Seeds & proteins
Chia seeds
Salvia hispanica
The champion of the living gel — a fibre that hydrates and revives our bond with the living.
Ancestral memory
A small seed of Salvia hispanica, chia has walked alongside the peoples of Central America for millennia. The Aztecs and Maya carried it as a reserve of endurance for long journeys, used it as currency and offered it in sacred rites. Its very name evokes the quiet strength of those who know how to endure.
What science observes
On contact with water, chia wraps itself in a mucilage: a living fibre that makes it swell within minutes. This is its true gift, even more than its nutrition label — for the whole seed often passes through intact. This prebiotic fibre hydrates deeply and feeds the microbiome, that inner people that does so much for our vitality.
In the kitchen
We choose chia raw, never heated.
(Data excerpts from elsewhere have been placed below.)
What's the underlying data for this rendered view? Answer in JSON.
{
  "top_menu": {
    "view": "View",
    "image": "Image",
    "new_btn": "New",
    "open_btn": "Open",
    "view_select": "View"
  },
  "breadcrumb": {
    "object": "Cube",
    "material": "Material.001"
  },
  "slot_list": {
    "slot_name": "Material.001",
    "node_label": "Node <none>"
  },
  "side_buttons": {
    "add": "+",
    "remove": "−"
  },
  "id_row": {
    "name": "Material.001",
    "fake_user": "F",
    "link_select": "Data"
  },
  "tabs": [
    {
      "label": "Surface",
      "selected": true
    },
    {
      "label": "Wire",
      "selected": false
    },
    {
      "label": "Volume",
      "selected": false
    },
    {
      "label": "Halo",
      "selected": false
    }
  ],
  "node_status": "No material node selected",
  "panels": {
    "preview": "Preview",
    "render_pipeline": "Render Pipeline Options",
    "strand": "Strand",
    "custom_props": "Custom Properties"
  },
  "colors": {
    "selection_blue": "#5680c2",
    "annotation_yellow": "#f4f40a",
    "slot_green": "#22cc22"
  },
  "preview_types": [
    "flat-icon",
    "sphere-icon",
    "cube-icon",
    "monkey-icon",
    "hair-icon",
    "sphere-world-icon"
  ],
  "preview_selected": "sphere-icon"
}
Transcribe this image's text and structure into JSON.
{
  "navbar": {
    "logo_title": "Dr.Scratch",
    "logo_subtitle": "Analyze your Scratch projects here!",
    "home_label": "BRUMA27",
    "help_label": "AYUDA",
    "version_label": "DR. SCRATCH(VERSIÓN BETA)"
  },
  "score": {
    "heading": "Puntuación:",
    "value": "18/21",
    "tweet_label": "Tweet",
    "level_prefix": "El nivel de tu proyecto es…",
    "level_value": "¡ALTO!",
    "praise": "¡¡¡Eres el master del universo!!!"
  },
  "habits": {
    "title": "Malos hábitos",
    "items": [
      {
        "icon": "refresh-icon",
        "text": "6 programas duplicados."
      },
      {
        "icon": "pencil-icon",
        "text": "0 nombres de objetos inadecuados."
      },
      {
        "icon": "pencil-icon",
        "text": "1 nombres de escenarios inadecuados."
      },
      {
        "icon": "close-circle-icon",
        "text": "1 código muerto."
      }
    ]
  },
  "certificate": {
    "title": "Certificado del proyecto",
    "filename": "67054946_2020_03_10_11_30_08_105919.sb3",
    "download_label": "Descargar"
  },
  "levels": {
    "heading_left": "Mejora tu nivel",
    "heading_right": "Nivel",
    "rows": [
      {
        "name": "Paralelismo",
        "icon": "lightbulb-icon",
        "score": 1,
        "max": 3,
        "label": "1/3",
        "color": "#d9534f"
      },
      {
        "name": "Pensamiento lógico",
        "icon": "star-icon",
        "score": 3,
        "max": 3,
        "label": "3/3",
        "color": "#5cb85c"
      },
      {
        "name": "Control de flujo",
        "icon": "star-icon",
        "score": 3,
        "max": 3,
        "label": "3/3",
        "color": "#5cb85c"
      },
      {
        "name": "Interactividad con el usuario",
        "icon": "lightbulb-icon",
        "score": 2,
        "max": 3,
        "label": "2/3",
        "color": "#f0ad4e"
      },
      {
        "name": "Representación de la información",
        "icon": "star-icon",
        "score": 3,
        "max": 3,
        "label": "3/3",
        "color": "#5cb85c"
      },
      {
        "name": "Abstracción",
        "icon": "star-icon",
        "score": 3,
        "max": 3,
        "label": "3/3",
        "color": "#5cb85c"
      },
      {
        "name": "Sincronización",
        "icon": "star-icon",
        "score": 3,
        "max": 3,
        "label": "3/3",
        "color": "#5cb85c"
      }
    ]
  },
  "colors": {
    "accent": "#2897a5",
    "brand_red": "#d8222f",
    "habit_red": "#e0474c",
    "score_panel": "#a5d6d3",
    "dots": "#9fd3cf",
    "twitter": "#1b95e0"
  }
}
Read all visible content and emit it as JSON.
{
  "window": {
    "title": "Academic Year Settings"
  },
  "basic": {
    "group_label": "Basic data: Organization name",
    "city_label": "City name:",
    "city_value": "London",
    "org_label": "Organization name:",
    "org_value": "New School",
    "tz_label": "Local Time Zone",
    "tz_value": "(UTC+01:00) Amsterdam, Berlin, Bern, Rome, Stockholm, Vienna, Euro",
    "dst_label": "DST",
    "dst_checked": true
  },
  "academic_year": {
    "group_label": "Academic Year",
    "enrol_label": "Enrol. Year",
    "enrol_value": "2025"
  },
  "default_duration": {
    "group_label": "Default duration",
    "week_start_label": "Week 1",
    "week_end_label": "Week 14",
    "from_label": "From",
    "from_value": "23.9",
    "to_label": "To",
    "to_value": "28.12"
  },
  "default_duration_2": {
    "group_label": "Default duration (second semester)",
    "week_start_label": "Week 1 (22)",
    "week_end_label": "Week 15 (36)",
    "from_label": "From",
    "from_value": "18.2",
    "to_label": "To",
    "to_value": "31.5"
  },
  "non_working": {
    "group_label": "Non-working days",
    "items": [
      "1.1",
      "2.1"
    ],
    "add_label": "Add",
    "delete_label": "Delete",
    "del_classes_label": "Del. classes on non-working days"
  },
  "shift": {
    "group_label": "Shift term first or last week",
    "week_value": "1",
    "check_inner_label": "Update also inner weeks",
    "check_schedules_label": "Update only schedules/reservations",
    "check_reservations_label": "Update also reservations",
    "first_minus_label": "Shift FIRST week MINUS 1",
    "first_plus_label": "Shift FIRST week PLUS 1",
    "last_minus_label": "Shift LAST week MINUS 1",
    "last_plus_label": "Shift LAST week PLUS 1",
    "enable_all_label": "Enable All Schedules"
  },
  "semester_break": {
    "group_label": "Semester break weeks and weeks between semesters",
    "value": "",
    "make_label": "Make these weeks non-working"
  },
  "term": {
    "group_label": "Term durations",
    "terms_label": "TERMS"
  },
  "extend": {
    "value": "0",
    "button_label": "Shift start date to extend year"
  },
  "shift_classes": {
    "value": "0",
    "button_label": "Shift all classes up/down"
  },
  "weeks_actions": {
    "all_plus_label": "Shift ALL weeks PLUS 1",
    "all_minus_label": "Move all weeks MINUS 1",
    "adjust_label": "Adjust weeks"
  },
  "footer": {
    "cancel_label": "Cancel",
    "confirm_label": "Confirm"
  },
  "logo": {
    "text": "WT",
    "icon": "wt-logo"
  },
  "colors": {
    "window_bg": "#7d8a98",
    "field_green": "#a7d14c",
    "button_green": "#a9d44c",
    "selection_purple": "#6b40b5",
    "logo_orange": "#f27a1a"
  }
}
The right gesture: mix three tablespoons into 250 ml of plant milk, whisk at once then again after five minutes to avoid clumps. Let it set overnight in the fridge — the seed swells and forms its gel. In the morning, perfume it: rose water, matcha or raw cacao, then layer it with fruit and berries.
Resonance
Chia reminds us that we are carriers of the living — our body bears the seed and returns it to the earth, this is endozoochory. Its fibre binds water and breath from within, like a gentle hand laid upon the belly. We welcome it as a patient presence, one that takes its time to reveal itself.